Un jour, ce va-et-vient puissant a même projeté les hommes du village vers cet Occident fabuleux qui s'était démarqué jadis dédaigneusement de la Moscovie barbare. De la Volga, ils sont allés jusqu'à Berlin en dallant cette route de leurs cadavres. Là, à Berlin, cette horloge folle s'est arrêtée un instant – court moment de victoire, – et les survivants sont repartis à l'est: il fallait, en finir avec le Japon, à présent…
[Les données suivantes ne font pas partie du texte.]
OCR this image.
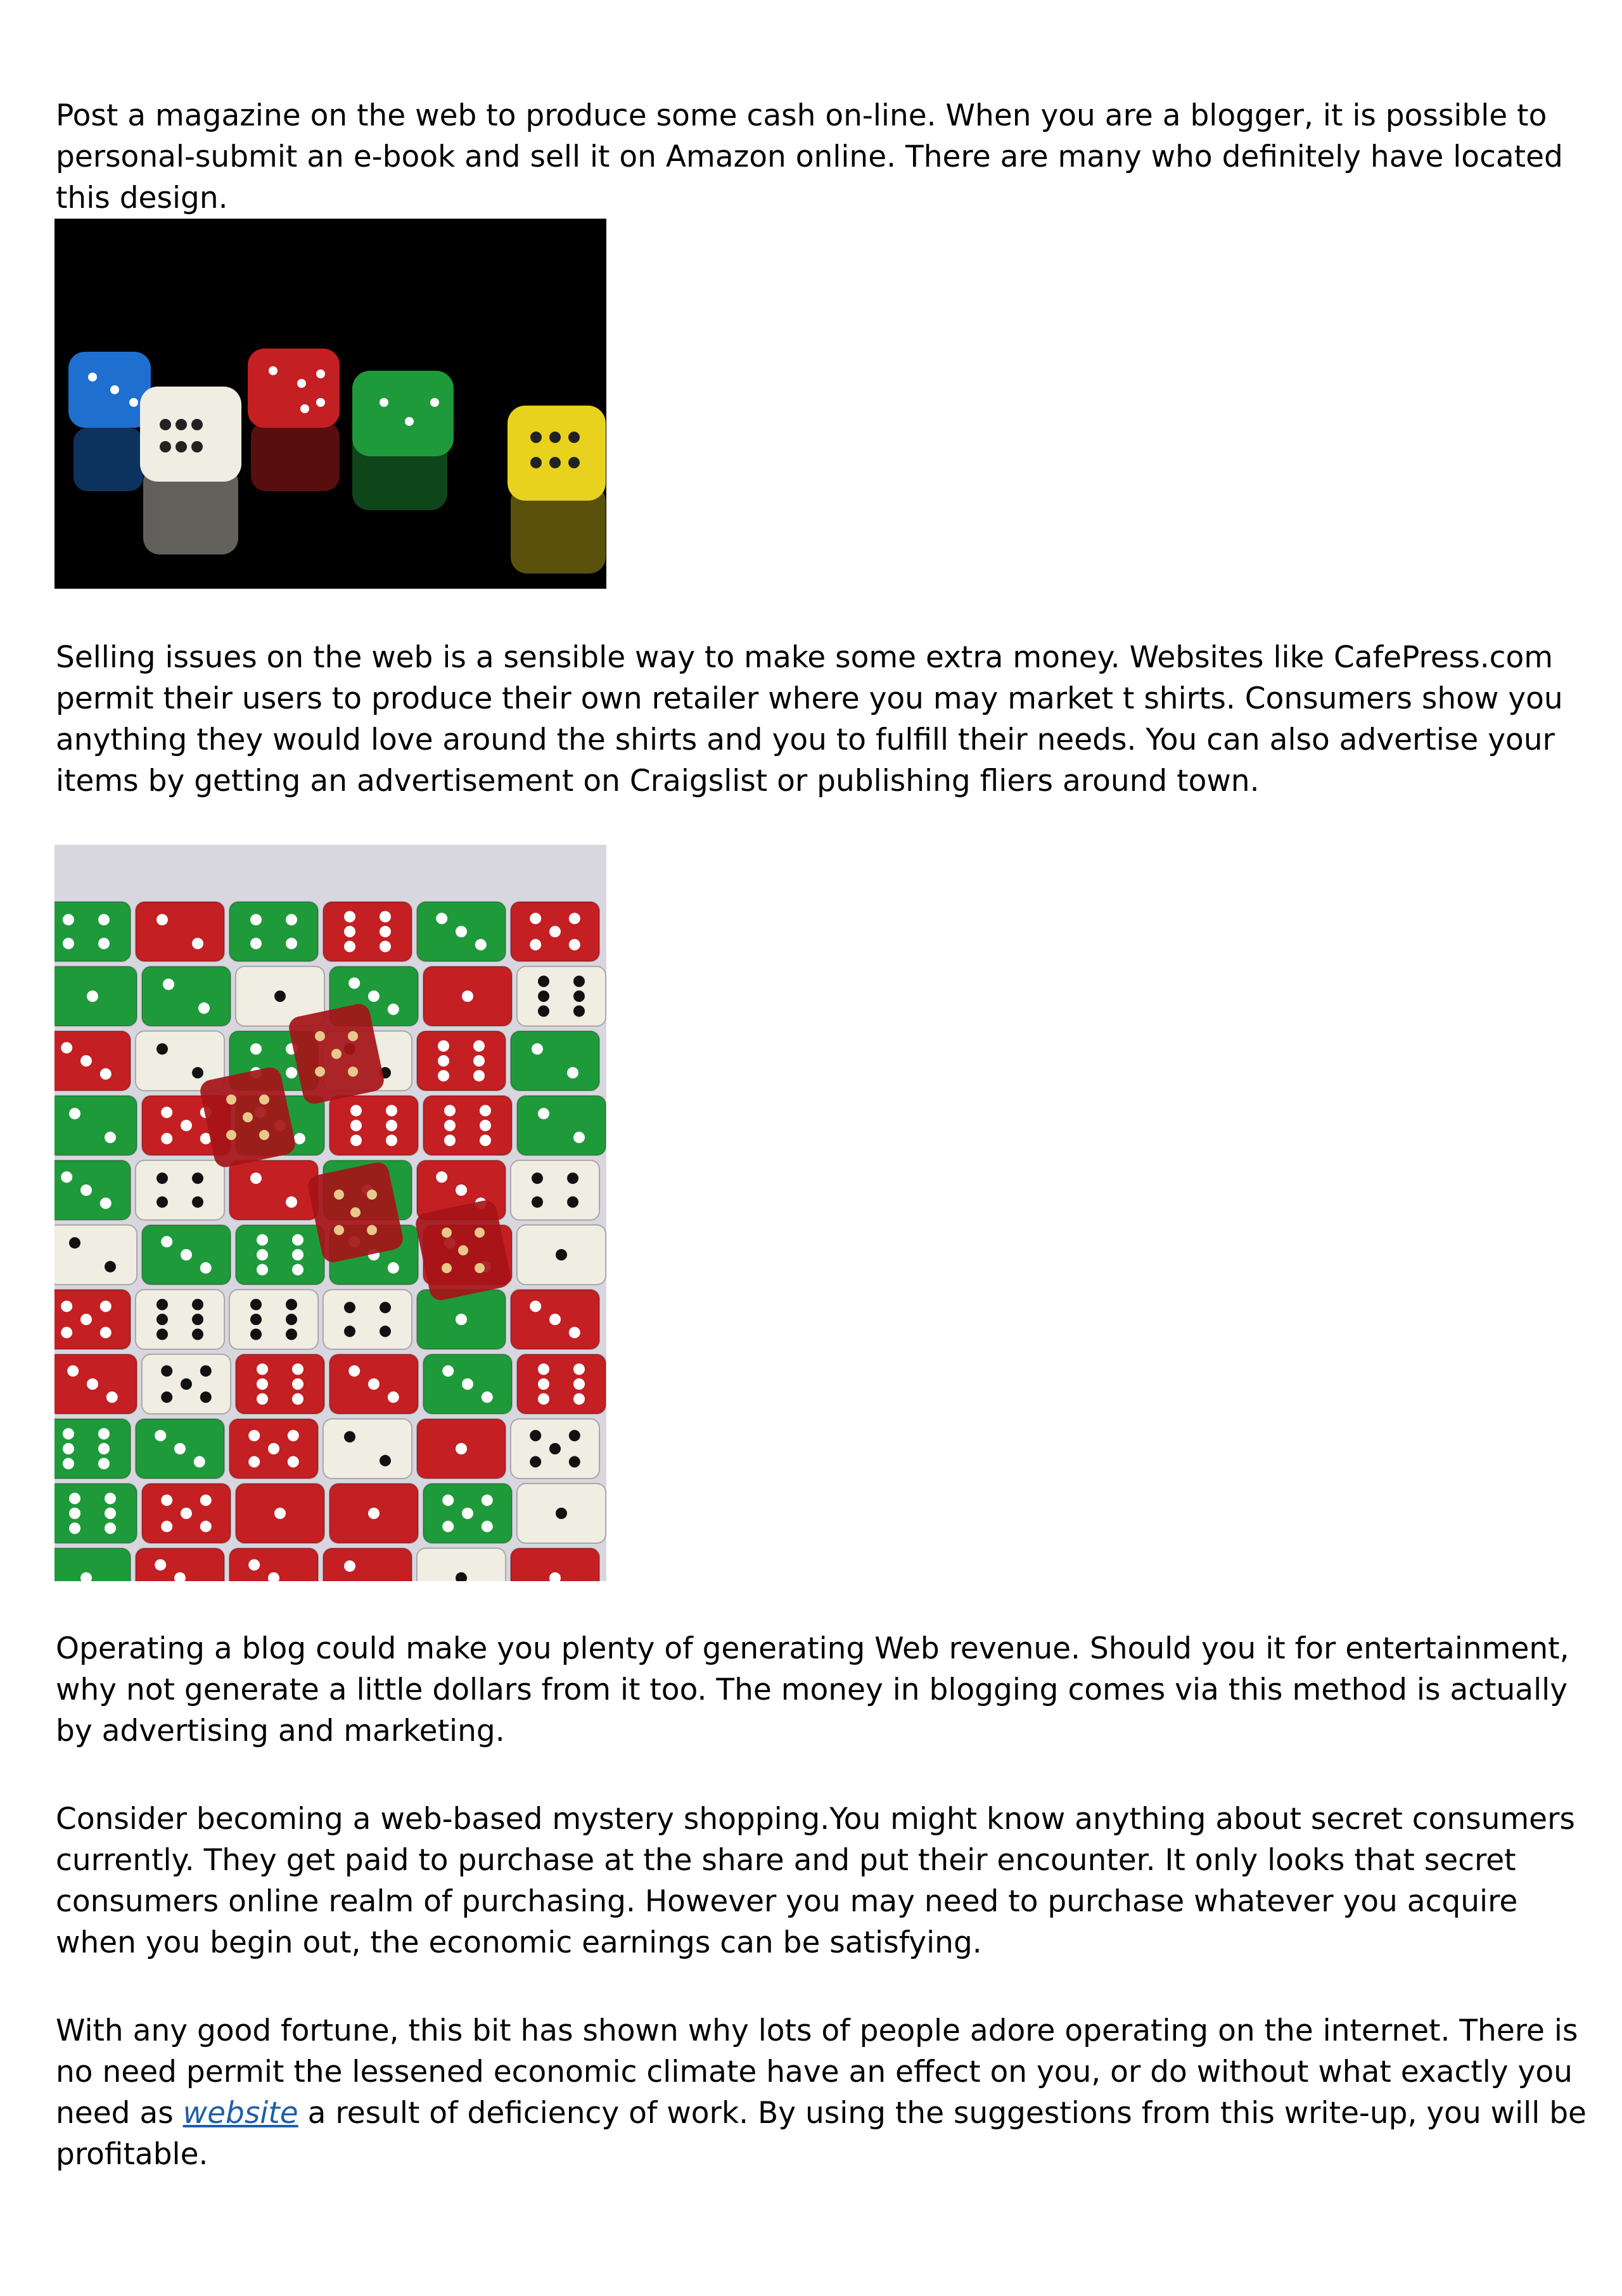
Post a magazine on the web to produce some cash on-line. When you are a blogger, it is possible to personal-submit an e-book and sell it on Amazon online. There are many who definitely have located this design.

Selling issues on the web is a sensible way to make some extra money. Websites like CafePress.com permit their users to produce their own retailer where you may market t shirts. Consumers show you anything they would love around the shirts and you to fulfill their needs. You can also advertise your items by getting an advertisement on Craigslist or publishing fliers around town.

Operating a blog could make you plenty of generating Web revenue. Should you it for entertainment, why not generate a little dollars from it too. The money in blogging comes via this method is actually by advertising and marketing.

Consider becoming a web-based mystery shopping.You might know anything about secret consumers currently. They get paid to purchase at the share and put their encounter. It only looks that secret consumers online realm of purchasing. However you may need to purchase whatever you acquire when you begin out, the economic earnings can be satisfying.

With any good fortune, this bit has shown why lots of people adore operating on the internet. There is no need permit the lessened economic climate have an effect on you, or do without what exactly you need as website a result of deficiency of work. By using the suggestions from this write-up, you will be profitable.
Du temps de notre enfance, le balancier semblait immobile. On aurait dit que son poids immense s'était embrouillé dans les innombrables rangs des barbelés tendus sur son parcours. Il y avait justement un camp à une vingtaine de kilomètres de notre village. À un endroit du chemin qui menait à la ville, la taïga s'écartait et on voyait dans le scintillement froid du brouillard les silhouettes des miradors. Et combien de ces pièges à travers l'Empire rencontrait dans son va-et-vient le balancier? Dieu seul le sait.
Le village, dépeuplé, ne comptait plus que deux dizaines d'isbas et semblait somnoler au voisinage de cette masse tassée de vies humaines. Ce camp – un point noir au milieu des neiges infinies…
L'enfant, pour construire son univers personnel, a besoin de peu de choses. Quelques repères naturels dont il perce facilement l'harmonie et qu'il dispose en un monde cohérent. C'est ainsi que, de lui-même, s'organisa le microcosme de nos jeunes années. Nous connaissions l'endroit dans un profond fourré de la taïga où un ruisseau naissait, sortant du miroir sombre d'une source souterraine. Ce ruisseau, Courant, ainsi que tout le monde l'appelait, contournait le village et se jetait dans la rivière, près de l'isba des bains abandonnée. Une rivière sinuant entre deux murs sombres de la taïga, large, profonde. Elle avait un nom propre, Oleï, entrait dans des jeux géographiques plus vastes marquant par son flux la direction nord-sud et rejoignait, loin du village, un immense fleuve: le fleuve Amour.